In addition to teaching Modern Judaic Studies at the University of Virginia, Ochs directs Religious Studies graduate programs in "Scripture, Interpretation, and Practice", an interdisciplinary approach to the Abrahamic traditions.

Ochs is an author who has written around a dozen books and hundreds of articles, reviews, and book chapters. He is series co-editor (with Christian theologian Stanley Hauerwas) of Radical Traditions: Theology in a postcritical key, published by Westview Press/HarperCollins and SCM Press/Eerdmans, and series co-editor (with Stanley Hauerwas and Ibrahim Moosa) of Encountering Traditions, published by Stanford University Press.

==Contribution==

===Scriptural reasoning===
Ochs was one of the original members of a small group of Jewish philosophers who called themselves "textual reasoners". Textual reasoning evolved into a larger movement which Ochs dubbed "scriptural reasoning", and Ochs co-founded the Society for Scriptural Reasoning in 1995 together with David F. Ford and Daniel W. Hardy. The goal of the organization is to build consensus and promote reconciliation among Christians, Jews, and Muslims through shared discussion of the scriptures. In a panel discussion on the Public Broadcasting Service with Muslim theologian Mehdi Aminrazavi, professor of philosophy and religion at the University of Mary Washington in Fredericksburg, Virginia, Ochs proposed scriptural reasoning as a new approach to achieving peace in the Arab–Israeli conflict. He observed that all the religious Muslims, Christians and Jews involved in the conflict worship the same God of Abraham, and therefore might be brought together "to share what they believe and to act in relation to what's going on".

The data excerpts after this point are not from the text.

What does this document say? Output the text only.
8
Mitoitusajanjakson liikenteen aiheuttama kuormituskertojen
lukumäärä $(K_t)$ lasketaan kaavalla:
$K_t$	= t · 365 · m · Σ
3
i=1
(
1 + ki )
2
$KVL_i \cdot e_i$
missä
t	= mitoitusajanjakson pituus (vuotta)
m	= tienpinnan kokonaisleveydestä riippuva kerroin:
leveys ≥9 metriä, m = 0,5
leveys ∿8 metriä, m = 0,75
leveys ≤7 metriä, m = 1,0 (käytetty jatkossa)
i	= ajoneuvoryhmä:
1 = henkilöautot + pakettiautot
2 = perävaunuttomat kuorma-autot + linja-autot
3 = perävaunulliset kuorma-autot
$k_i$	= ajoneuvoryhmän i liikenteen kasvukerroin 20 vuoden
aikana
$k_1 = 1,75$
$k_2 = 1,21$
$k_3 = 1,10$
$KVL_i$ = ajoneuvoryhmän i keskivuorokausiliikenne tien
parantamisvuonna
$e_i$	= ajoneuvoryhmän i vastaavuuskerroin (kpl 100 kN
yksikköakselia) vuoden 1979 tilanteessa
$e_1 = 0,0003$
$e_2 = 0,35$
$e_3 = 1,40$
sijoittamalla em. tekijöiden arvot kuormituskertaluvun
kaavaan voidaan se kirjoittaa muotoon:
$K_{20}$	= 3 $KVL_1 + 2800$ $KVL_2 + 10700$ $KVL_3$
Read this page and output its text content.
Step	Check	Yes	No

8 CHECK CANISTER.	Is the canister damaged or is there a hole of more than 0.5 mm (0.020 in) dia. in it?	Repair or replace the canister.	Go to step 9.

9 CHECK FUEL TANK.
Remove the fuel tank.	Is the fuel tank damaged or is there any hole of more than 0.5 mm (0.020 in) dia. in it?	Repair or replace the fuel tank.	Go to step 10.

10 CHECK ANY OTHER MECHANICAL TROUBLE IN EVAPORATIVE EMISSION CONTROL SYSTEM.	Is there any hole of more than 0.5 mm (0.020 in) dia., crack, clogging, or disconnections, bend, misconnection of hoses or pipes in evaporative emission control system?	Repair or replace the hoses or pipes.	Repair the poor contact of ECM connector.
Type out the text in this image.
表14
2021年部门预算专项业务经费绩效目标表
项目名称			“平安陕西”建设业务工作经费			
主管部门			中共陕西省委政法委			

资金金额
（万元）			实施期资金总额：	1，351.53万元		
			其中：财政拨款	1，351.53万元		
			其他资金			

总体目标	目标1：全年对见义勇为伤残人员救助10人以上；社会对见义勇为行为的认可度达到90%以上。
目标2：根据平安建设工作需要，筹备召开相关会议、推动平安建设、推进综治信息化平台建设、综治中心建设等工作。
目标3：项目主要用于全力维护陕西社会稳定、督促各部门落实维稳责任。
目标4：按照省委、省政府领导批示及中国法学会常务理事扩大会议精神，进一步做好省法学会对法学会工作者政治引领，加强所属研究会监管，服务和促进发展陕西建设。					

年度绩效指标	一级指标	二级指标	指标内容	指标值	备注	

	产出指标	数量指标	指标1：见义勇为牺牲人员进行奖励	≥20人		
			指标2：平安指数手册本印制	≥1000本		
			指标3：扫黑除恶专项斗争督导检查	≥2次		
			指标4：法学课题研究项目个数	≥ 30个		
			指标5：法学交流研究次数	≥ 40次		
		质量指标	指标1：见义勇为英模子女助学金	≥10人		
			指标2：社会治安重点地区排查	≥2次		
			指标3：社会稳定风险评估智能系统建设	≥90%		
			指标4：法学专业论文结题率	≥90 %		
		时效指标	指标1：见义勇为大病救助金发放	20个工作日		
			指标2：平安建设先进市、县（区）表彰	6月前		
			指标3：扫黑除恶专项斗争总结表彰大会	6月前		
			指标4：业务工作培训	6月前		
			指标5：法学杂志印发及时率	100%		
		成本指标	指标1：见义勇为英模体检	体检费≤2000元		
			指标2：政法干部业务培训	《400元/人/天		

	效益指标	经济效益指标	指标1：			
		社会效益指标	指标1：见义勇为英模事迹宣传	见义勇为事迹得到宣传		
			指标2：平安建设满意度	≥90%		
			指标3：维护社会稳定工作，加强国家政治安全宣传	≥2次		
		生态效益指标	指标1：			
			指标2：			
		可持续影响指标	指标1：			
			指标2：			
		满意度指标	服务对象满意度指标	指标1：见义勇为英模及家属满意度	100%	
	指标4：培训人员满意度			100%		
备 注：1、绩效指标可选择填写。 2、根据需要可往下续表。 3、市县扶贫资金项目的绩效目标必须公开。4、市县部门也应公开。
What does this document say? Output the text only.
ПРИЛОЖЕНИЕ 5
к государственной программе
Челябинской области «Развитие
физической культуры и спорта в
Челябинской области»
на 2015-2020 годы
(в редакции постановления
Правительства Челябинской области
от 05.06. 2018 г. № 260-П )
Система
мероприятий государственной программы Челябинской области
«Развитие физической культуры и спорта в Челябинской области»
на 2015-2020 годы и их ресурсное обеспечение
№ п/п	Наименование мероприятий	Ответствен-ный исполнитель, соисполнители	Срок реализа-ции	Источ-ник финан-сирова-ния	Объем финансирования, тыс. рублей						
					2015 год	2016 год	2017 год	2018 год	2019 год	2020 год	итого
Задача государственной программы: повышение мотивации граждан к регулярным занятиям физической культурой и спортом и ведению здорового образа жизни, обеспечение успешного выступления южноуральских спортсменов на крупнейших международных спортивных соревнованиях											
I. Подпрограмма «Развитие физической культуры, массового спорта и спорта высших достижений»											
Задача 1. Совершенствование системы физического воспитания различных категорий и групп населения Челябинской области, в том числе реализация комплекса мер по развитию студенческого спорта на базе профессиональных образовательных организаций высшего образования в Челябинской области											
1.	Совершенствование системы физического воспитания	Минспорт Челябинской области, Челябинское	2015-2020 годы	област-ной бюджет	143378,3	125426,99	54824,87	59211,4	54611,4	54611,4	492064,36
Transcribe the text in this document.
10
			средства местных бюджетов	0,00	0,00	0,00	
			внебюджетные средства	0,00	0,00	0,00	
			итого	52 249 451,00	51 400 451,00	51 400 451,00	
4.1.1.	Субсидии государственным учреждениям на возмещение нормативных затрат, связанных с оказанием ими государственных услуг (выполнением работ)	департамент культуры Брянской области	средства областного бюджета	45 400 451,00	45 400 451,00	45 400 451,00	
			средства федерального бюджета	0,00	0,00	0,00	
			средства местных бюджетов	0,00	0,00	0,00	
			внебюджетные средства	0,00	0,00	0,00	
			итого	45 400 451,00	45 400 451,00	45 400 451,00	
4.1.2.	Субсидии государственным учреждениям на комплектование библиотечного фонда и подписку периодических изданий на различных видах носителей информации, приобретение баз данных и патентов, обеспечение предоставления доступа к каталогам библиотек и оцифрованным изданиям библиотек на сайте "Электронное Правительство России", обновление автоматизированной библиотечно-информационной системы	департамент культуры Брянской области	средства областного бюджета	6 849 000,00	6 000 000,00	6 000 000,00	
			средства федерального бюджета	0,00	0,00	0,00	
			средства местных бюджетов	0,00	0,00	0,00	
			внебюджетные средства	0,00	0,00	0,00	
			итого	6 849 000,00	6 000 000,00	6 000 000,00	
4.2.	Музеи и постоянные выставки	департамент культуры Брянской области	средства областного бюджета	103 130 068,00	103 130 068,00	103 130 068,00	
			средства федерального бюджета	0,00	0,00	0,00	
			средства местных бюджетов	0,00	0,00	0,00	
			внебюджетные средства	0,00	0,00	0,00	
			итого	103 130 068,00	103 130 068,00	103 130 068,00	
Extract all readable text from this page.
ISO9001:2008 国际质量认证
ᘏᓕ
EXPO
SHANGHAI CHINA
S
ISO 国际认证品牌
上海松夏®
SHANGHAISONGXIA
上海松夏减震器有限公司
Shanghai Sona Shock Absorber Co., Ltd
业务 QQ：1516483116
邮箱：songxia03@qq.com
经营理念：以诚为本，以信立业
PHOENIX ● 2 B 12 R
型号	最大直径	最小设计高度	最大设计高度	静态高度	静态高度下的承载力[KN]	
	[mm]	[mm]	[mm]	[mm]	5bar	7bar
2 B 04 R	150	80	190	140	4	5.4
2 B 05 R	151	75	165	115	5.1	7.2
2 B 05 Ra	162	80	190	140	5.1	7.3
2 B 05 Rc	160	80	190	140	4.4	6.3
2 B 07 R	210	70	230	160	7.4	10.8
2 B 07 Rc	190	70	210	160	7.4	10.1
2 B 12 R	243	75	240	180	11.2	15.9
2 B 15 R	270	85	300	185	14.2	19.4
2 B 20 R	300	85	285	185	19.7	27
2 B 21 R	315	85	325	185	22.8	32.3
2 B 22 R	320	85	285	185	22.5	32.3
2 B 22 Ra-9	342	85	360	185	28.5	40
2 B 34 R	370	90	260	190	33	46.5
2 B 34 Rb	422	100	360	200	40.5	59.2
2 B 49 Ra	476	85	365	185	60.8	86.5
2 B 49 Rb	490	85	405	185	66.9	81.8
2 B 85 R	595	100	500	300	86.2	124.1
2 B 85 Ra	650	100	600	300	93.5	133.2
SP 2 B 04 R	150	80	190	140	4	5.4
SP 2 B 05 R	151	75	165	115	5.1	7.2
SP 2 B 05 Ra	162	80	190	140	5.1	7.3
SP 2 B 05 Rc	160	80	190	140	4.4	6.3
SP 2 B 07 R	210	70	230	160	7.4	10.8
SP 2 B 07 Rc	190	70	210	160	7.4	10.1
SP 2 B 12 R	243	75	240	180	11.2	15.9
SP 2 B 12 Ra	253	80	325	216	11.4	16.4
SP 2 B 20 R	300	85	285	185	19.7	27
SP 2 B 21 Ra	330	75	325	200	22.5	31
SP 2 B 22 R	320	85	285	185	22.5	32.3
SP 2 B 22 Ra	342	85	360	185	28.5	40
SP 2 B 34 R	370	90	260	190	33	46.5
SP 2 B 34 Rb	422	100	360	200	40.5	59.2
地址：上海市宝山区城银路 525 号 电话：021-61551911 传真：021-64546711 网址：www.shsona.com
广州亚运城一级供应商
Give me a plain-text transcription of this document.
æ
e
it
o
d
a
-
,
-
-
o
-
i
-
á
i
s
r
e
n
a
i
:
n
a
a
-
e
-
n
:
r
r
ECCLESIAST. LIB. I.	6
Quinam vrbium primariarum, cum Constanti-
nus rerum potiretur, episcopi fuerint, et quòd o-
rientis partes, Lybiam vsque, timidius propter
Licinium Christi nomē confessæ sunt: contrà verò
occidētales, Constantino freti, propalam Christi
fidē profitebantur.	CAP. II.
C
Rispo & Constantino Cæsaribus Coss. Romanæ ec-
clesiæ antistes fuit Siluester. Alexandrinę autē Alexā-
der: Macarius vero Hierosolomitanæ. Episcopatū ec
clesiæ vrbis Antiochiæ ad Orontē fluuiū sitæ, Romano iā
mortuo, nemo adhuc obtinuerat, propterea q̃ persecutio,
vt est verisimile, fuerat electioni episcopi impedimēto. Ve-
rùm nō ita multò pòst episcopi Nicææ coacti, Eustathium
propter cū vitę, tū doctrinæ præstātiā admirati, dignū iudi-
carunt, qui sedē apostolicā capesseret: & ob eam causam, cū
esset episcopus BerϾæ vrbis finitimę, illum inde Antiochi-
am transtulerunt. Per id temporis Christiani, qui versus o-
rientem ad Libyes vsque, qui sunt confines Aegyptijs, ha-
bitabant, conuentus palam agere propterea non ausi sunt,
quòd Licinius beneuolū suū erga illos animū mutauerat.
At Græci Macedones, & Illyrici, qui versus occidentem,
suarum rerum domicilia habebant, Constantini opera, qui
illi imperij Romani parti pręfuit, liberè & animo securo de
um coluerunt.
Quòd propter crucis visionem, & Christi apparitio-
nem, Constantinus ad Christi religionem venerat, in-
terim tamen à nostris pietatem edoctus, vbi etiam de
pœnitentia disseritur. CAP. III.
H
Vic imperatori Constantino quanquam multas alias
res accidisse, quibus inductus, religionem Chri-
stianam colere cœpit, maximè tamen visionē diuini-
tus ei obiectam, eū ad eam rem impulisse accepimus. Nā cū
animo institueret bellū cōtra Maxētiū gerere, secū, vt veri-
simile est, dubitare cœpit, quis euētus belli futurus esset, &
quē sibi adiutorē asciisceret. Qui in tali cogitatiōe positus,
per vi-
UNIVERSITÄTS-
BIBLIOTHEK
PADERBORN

In 2008 Ochs founded and became the director of the "1000 Cities Project" for the Society for Scriptural Reasoning, with the goal of establishing Christian-Jewish-Muslim study groups throughout North America.

===Peirce, pragmatism, and the logic of scripture===

Ochs criticizes lingering elements of transcendentalism in Charles Peirce as a problematic (and un-pragmatic) conceptualism. Nevertheless, Ochs' own philosophy has a definite regressive ('transcendental') direction, but this regressive movement of thought is always made through abductions whose validity can only be demonstrated in their actual fruitfulness in the context of a particular community of inquiry. Ochs' pragmatism privileges the late Peirce of 1905 lectures on Pragmaticism and concomitant texts. For Ochs, Peirce's Critical Common-Sensism means that only real doubts may be productive of inquiry, and these doubts can be resolved only with respect to vague but indubitable habits. 'Indubitable' beliefs remain fallible, however, in the sense that later inquiry might give us cause to doubt them. For Ochs', then, the synthetic a priori is transformed into fallibilistic common-sense principles.
Ochs also insists on a mathematical-diagrammatic dimension to Peirce's thought, a dimension that Ochs' theological interpreters have tended to neglect. Mathematics is the science of the possible (not, as for Kant, the science of the necessary forms of intuition, i.e. of real objects). All new ideas are, strictly speaking, mathematical; but these ideas can only be validly applied to real experience through the logic of scientific inquiry.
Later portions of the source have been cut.